Financial News
Yum! Brands, Inc. Prices $2.25 Billion of Securitized Notes
Yum! Brands, Inc. (NYSE: YUM), the parent company of KFC, Pizza Hut, Taco Bell, and The Habit Burger Grill, today announced that it and certain affiliates have entered into a purchase agreement (the “Purchase Agreement”) under which a special purpose subsidiary of Taco Bell Corp. (“TBC”) named Taco Bell Funding, LLC (the “Issuer”) has agreed to issue and sell $900 million of the Issuer’s Series 2021-1 1.946% Fixed Rate Senior Secured Notes, Class A-2-I (the “Series 2021-1 Class A-2-I Notes”), $600 million of its Series 2021-1 2.294% Fixed Rate Senior Secured Notes, Class A-2-II (the “Series 2021-1 Class A-2-II Notes”) and $750 million of the Issuer’s Series 2021-1 2.542% Fixed Rate Senior Secured Notes, Class A-2-III (the “Series 2021-1 Class A-2-III Notes” and, together with the Series 2021-1 Class A-2-I Notes and the Series 2021-1 Class A-2-II Notes, the “Notes”). Interest will be payable on the Notes quarterly. The legal final maturity date of the Notes will be in August 2051, but the anticipated repayment dates of the Series 2021-1 Class A-2-I Notes, the Series 2021-1 Class A-2-II Notes and the Series 2021-1 Class A-2-III Notes will be in February 2027, February 2029 and August 2031, respectively. The aggregate principal amount of Notes to be issued in the offering was increased to $2.25 billion from the previously announced $2.0 billion.
The Notes will be issued by the Issuer in a privately placed securitization transaction pursuant to the Purchase Agreement. The Issuer owns substantially all of the U.S. franchising assets of Taco Bell and will use cash flows generated from these assets to make interest and principal payments on the Notes.
The Notes are the third series of notes issued by the Issuer. The Issuer previously issued the Series 2016-1 Fixed Rate Senior Secured Notes, Class A-2-I (the “Series 2016-1 Class A-2-I Notes”), the Series 2016-1 Fixed Rate Senior Secured Notes, Class A-2-II (the “Series 2016-1 Class A-2-II Notes”), the Series 2016-1 Fixed Rate Senior Secured Notes, Class A-2-III (the “Series 2016-1 Class A-2-III Notes”), the Series 2018-1 Fixed Rate Senior Secured Notes, Class A-2-I (the “Series 2018-1 Class A-2-I Notes”) and the Series 2018-1 Fixed Rate Senior Secured Notes, Class A-2-II (the “Series 2018-1 Class A-2-II Notes”).

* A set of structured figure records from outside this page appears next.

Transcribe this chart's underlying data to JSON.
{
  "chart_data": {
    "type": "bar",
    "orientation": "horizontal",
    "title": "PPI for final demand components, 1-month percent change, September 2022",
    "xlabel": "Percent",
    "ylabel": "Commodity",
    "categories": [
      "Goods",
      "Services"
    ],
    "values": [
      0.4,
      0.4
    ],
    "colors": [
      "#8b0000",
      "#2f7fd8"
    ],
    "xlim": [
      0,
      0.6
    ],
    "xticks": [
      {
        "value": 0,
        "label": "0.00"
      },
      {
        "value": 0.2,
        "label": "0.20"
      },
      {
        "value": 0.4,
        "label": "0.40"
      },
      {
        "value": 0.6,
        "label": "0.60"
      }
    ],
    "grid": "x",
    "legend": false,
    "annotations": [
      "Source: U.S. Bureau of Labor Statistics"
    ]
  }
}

The Issuer expects to use the proceeds of the Notes for the repayment of the Series 2016-1 Class A-2-II Notes and the Series 2018-1 Class A-2-I Notes in full. The remaining net proceeds will be distributed to TBC to pay certain transaction-related expenses, for general corporate purposes and may also be used to return capital to shareholders of Yum! Brands, Inc.
The closing of the sale of the Notes is expected on August 19, 2021, subject to the satisfaction of various closing conditions.
The Notes are being sold to qualified institutional buyers in the United States in accordance with Rule 144A under the Securities Act of 1933, as amended (the “Securities Act”), and to persons outside the United States in accordance with Regulation S under the Securities Act. The Notes have not been, and will not be, registered under the Securities Act, any state or other jurisdictions securities laws and may not be offered or sold in the United States absent registration or an applicable exemption from the registration requirements of the Securities Act and applicable state or other jurisdiction’s securities laws.
This press release does not constitute an offer to sell or the solicitation of an offer to buy the Notes or any other security. Any offers of the Notes will be made only by means of a private offering circular.